何か新しくモノについて知ろうと思ったり、使い始めようと思った時、その世界の定番中の定番から入ってみることが一番良い取り組み方なのではないかと思っています。
それは自分の直感や感性に自信がないから思うのかもしれませんが、長く使われてきたもの、多くの人が使ってきたものには、やはりどこか良いところがある。そういうものが定番と呼ばれ、面白味は少ないかもしれないけれど、そのモノに求められる機能は十二分に果たすし、飽きが来ない。使いこむことで得られる喜びも併せ持っているもの。
それが定番品だと思っています。
万年筆において定番品と言うと、ペリカンスーベレーンM800です。
万年筆を日常的に使い始めたばかりの頃にそう教えられて、そう信じてきましたが、この仕事をしてきて、それは正しかったと思っています。
自分で初めて買った万年筆がM800でした。万年筆のお手本と言われるものを最初に手に入れたことで、その後の私の人生が変わったのかもしれないと、今では思っています。
万年筆を使い慣れていない手にはM800は長く、重く感じられました。
なるべくキャップを尻軸に差して使いたいと思ってけれど、最初の数年間はキャップをつけずにしか書けなかった。
その後に購入したアウロラオプティマの方がM800より遥かに使いやすいと思いました。
実はM800のキャップをつけた重さに手を任せて書くようにすれば、無駄な力を入れずに書くことができる。それに気付けば万年筆使いとして一人前だと思いますが、私はそう使えるようになるまで5、6年かかりました。
でもそのペンの重さに任せて字を書く感覚を覚えたら、M800ほど書きやすい万年筆はないかも知れません。
そうなると、あれほど大きいと思っていたボディが実は大きくも何ともなかった、むしろ普通だったと思うようになれるものです。
書くことにおいて、こんなに自然な使い心地の万年筆はないと思えるようになるのがM800で、オマスパラゴンやM1000のような、書いていて楽しいと思える手応えのようなものはないけれど、手応えを求めるのはまた違う次元の話のような気がします。
ペリカンの万年筆は私たちのイメージでは緑縞が代表的なイメージですが、この縞模様自体他のメーカーにない特徴的な意匠だと思います。
ペリカンのホームページによると、ストライプの入ったスーツを好んで着た英雄、1923年には首相も務め、その後外相として活躍し、1926年にはノーベル平和賞も共同受賞したグスタフ・シュトレーゼマンから由来して、ペリカンのストライプ模様の万年筆を本国ではシュトレーゼマンと呼ぶ人もいるとのこと。
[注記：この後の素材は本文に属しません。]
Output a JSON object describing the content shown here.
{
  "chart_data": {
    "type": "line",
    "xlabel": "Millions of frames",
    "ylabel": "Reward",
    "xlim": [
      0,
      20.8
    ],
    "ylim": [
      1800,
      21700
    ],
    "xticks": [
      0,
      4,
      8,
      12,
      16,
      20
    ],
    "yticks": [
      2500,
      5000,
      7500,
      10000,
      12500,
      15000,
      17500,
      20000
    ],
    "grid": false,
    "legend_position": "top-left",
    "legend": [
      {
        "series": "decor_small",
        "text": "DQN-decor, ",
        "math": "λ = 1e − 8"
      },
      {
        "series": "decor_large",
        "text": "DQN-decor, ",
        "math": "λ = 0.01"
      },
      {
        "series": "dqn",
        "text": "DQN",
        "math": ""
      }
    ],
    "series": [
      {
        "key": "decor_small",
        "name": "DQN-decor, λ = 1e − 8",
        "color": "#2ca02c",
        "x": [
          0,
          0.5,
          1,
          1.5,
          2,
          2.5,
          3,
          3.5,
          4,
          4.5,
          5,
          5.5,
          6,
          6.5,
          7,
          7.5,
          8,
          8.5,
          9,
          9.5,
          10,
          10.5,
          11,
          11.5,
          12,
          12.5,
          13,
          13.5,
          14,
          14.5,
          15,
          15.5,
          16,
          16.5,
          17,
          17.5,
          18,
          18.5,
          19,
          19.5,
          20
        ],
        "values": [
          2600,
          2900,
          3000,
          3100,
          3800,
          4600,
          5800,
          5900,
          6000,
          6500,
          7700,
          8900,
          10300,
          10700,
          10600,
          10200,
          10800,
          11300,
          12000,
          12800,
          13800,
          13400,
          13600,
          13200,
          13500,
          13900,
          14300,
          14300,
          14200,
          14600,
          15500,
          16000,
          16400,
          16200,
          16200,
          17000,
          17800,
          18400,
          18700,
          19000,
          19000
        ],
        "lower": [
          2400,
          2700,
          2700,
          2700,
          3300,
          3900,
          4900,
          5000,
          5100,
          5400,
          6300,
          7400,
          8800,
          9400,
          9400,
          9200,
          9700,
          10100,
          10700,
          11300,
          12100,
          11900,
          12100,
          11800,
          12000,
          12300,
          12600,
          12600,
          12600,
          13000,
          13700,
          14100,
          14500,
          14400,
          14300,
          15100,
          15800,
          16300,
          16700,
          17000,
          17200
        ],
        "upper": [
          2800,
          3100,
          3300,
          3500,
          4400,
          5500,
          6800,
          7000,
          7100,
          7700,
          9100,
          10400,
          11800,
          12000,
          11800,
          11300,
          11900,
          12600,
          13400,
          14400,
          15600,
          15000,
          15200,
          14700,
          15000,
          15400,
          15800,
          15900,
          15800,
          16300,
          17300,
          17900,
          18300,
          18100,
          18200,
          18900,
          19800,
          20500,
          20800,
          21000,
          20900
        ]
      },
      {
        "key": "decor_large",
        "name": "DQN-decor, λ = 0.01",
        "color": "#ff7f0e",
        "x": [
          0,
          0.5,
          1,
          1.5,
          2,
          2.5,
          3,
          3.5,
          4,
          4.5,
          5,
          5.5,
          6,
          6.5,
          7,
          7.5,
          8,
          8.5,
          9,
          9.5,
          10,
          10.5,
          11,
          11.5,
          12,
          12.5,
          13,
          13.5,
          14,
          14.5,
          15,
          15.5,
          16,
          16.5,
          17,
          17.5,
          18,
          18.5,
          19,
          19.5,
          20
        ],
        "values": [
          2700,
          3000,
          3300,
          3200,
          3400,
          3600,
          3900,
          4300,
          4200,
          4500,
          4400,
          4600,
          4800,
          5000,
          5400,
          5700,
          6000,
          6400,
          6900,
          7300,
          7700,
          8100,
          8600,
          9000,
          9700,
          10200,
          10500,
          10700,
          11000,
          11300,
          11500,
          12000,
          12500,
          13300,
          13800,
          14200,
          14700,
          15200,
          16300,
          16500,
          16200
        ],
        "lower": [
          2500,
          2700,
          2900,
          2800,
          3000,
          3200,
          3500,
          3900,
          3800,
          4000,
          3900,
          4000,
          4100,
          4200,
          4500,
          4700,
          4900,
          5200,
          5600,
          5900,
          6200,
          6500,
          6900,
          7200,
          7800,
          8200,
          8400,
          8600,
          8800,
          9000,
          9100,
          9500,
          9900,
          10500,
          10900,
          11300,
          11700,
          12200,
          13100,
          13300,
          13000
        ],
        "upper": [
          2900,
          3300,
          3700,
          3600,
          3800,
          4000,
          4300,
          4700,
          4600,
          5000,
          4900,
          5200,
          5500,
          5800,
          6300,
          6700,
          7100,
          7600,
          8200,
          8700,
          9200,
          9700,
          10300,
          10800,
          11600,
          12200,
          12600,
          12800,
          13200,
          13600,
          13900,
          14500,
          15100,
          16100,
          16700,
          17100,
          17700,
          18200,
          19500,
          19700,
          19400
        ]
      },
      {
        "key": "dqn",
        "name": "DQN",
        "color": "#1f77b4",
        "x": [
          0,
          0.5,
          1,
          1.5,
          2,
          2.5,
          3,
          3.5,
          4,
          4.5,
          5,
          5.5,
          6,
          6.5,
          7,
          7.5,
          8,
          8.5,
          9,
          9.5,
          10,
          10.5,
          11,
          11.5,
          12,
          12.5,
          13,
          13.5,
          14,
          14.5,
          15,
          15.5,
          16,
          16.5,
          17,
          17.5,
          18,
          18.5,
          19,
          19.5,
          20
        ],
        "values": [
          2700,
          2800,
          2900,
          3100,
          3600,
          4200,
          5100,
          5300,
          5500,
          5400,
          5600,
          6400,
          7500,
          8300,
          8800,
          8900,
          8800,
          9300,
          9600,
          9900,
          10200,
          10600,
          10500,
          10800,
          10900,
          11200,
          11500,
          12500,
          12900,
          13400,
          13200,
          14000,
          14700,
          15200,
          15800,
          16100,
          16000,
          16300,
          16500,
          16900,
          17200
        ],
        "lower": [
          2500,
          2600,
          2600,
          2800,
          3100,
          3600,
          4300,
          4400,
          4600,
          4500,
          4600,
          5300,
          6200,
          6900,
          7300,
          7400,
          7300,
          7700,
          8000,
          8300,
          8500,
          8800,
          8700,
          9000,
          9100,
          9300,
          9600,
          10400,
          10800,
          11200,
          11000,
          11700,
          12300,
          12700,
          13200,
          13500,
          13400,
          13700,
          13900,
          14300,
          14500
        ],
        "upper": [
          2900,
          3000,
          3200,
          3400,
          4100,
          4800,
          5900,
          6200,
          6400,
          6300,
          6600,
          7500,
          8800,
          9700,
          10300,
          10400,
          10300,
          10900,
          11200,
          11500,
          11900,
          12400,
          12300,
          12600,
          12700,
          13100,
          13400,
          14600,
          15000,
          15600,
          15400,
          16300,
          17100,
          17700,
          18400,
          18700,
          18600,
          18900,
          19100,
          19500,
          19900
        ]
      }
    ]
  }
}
このたび(2月予定)、スーベレーンM800のシルバーの金具仕様のM805に黒の縞模様、ブラックストライプが発売されることになり、その万年筆はM805シュトレーゼマンという名前を冠しています。
定番品M800の新たなバリエーションと言うことで、かなりの人気が予想されます。シャープで抑えた印象の黒縞にシルバーの金具のM805、この万年筆らしい色づかいのものなのかもしれません。
※ご注文いただいた方には2月以降の入荷次第順次お渡しするつもりでおりますが、遅れも予想されます。ご了承下さい。